In conclusion, we have discovered the first route for the efficient site-specific incorporation of δ-thiol-l-lysine (7) and δ-hydroxy-l-lysine (8) into recombinant proteins. We have combined the genetically directed incorporation of 7 with native chemical ligation and desulfurization to yield an entirely native isopeptide bond between substrate proteins and ubiquitin. Moreover, we have discovered that the p-nitrocarbobenzyloxy group can be used to site-specifically install lysine and its close analogues into proteins, and this may facilitate the preparation of proteins bearing site-specific isotopic labels for protein NMR applications.
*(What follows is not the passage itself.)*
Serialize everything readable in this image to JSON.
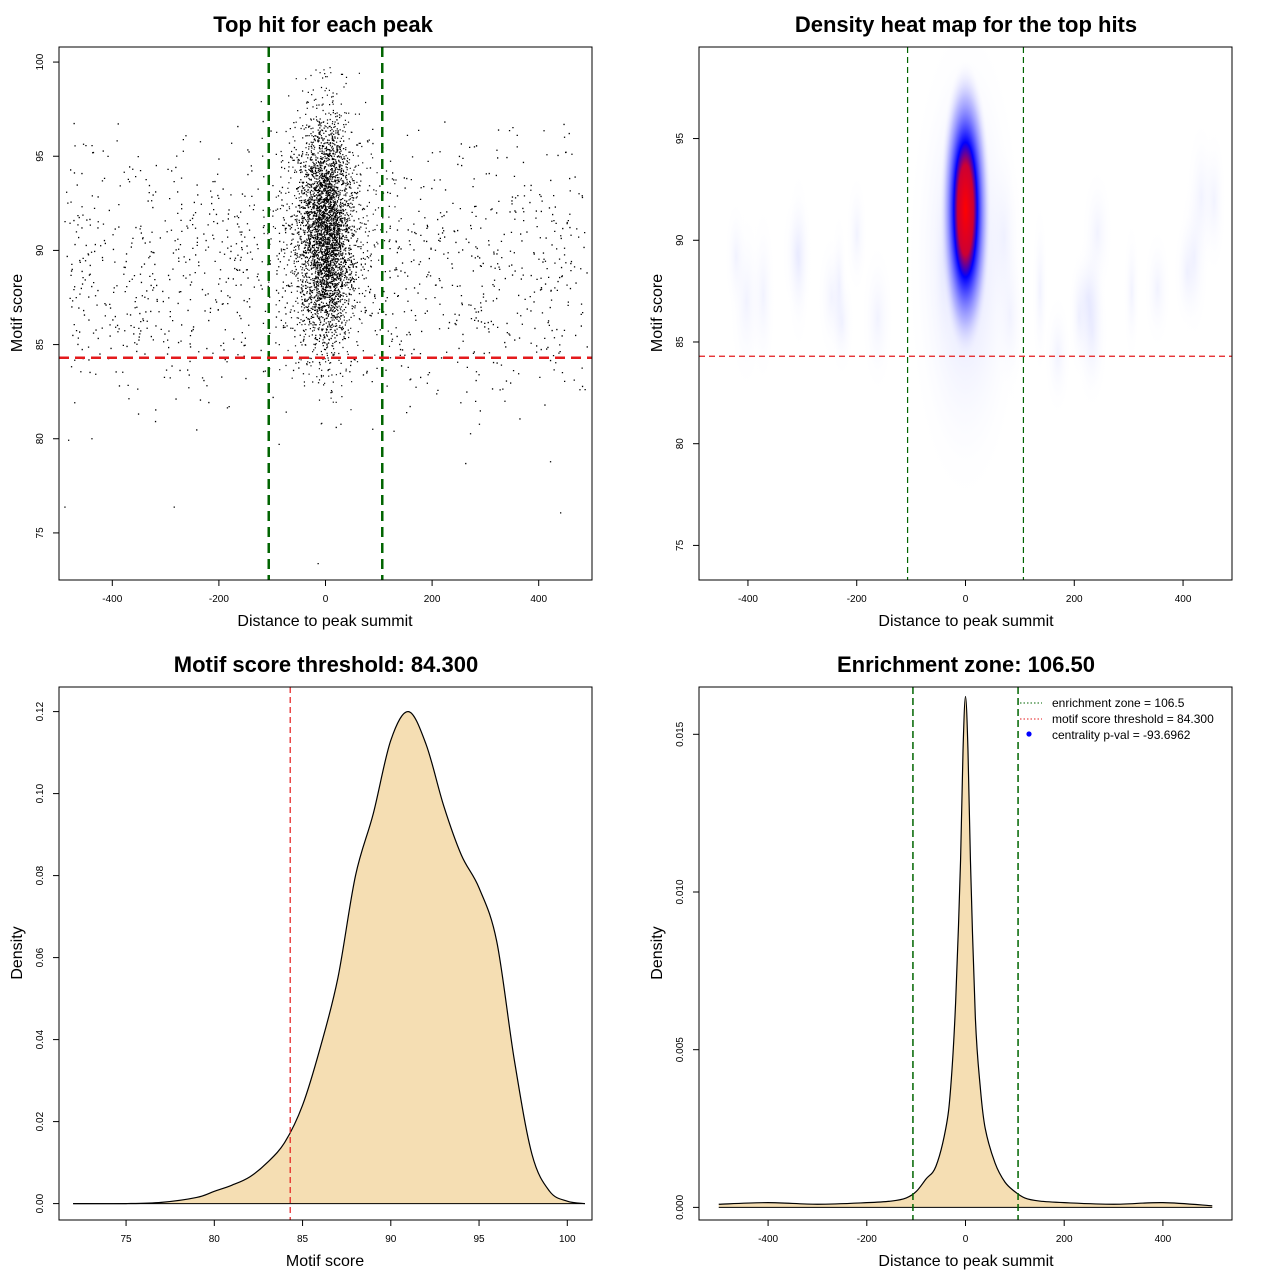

In the process of developing our approach, we have created synthetases for five new amino acids, including the first for δ-substituted lysines. We have also demonstrated that independently selected synthetase mutations that allow the incorporation of ε-substituted lysine and that allow the incorporation of δ-substituted lysines can be combined to incorporate lysine derivatives bearing both δ- and ε-substituents in a single molecule.

We anticipate that the efficient genetic encoding of unnatural amino acids for native isopeptide bond formation will provide a scalable and broadly accessible route to protein ubiquitination, SUMOylation, and Neddylation and accelerate research into the roles of these important post-translational modifications.